19.2. The Supplier is liable for any damage to the environment or to health and safety at work caused by the Supplies, whether they comply with current regulations or not. The Supplier agrees to compensate CANOSSA EVENTS for any loss, damage, cost or expense connected to the damage to the environment or to health and safety at work. The Supplier will bear all the material, immaterial and financial consequences deriving from any damage of this nature, including the cost of replacing the Supplies.

ARTICLE 20 – JURISDICTION- APPLICABLE LAW

Any dispute on account of the Order, or linked to it, including any questions relating to its existence, validity or termination, will be submitted to the exclusive jurisdiction of the Italian Court; the Court at the place where CANOSSA EVENTS is based will have exclusive jurisdiction. The Order is subject to Italian Law, with the exclusion of the Vienna Convention on Contracts for the International Sale of Goods.

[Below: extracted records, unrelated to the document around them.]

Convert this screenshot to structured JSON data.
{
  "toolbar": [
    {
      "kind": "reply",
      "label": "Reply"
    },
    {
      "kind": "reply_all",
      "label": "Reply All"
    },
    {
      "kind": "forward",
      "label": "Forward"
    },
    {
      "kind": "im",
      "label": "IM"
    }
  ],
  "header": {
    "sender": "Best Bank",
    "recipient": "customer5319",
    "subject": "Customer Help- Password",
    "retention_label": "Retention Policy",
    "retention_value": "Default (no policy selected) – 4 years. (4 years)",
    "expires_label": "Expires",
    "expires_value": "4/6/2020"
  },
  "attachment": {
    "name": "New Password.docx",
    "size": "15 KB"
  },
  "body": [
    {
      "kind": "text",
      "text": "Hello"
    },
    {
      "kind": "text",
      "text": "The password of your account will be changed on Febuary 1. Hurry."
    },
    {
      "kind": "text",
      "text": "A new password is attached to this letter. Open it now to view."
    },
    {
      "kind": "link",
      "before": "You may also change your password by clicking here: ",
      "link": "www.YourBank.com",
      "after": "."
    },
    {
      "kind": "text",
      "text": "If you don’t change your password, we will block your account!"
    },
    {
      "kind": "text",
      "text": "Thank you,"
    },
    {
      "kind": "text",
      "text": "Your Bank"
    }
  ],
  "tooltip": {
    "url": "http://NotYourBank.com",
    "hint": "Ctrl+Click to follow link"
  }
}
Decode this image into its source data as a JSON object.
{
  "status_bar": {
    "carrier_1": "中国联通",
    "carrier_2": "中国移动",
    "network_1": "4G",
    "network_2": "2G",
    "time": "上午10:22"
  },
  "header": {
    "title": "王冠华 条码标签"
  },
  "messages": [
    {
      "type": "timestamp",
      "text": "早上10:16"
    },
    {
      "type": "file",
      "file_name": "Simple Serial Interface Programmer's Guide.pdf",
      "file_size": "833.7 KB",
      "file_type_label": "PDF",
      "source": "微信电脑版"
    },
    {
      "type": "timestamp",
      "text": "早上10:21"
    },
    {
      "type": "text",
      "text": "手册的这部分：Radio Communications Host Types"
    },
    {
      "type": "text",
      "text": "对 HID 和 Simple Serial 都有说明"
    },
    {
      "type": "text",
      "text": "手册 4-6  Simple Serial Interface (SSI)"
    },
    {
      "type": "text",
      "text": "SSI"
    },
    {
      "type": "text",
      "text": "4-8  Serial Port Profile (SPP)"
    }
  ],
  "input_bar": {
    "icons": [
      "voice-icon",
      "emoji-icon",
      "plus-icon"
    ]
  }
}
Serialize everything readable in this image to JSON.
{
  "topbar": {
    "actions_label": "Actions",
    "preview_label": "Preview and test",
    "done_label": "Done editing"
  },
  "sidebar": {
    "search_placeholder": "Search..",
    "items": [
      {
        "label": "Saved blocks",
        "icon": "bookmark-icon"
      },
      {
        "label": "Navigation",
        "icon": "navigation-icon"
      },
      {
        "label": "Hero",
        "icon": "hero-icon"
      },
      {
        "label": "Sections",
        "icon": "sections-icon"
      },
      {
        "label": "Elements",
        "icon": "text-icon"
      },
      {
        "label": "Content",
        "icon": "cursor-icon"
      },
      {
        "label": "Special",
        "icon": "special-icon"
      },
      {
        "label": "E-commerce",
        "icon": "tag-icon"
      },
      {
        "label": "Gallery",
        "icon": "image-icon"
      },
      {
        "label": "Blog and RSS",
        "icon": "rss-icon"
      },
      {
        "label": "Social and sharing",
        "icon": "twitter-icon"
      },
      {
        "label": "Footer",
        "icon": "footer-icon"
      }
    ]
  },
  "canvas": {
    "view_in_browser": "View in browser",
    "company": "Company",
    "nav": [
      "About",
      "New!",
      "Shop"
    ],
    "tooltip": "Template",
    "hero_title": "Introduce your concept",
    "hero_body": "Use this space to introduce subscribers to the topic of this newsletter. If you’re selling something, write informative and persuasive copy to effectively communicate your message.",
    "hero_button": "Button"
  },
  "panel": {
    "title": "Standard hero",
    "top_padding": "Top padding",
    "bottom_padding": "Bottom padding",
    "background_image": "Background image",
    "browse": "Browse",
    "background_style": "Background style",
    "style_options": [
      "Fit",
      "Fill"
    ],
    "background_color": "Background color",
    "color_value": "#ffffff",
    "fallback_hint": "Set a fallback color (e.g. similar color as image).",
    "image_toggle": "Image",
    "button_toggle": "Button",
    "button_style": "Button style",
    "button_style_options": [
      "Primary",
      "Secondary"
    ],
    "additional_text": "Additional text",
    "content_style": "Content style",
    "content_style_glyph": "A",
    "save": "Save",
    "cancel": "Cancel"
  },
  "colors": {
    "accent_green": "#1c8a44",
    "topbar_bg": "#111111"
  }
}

ARTICLE 21 – GENERAL PROVISIONS
21.1. Should any competent court consider any clause in the Order to be invalid, unlawful or ineffective for any reason, said clause must be excluded and the remaining clauses of the Order will remain effective and binding in full, also should the Order should be executed complete with the clause deemed invalid, unlawful or ineffective that has been eliminated. 21.2. No waiver of the rights deriving from any of the infringements to the Order, by any of the parties, will be considered a waiver in case of subsequent infringements of the same or other provisions.
21.3. Any communication to be shared by one party with the other during the execution of the Order must be notified in writing and must be addressed to the other party at the registered premises, executive offices or any other address indicated by the other party at the due moment as the address where notifications must be sent.
21.4. The Order and its attachments constitute the entire agreement between the parties, and takes precedence over all preceding contracts, declarations and agreements by and between the parties in relation to the materials in the Order. The Order also takes precedence over any non- conform provision contained in any earlier or subsequent, applicable purchase order that regards the same material in the Order.
21.5. The parties do not intend for any provision in the Order to be binding for any subject that is not party to this Order. 21.6 These General Terms of Purchase consist of four pages.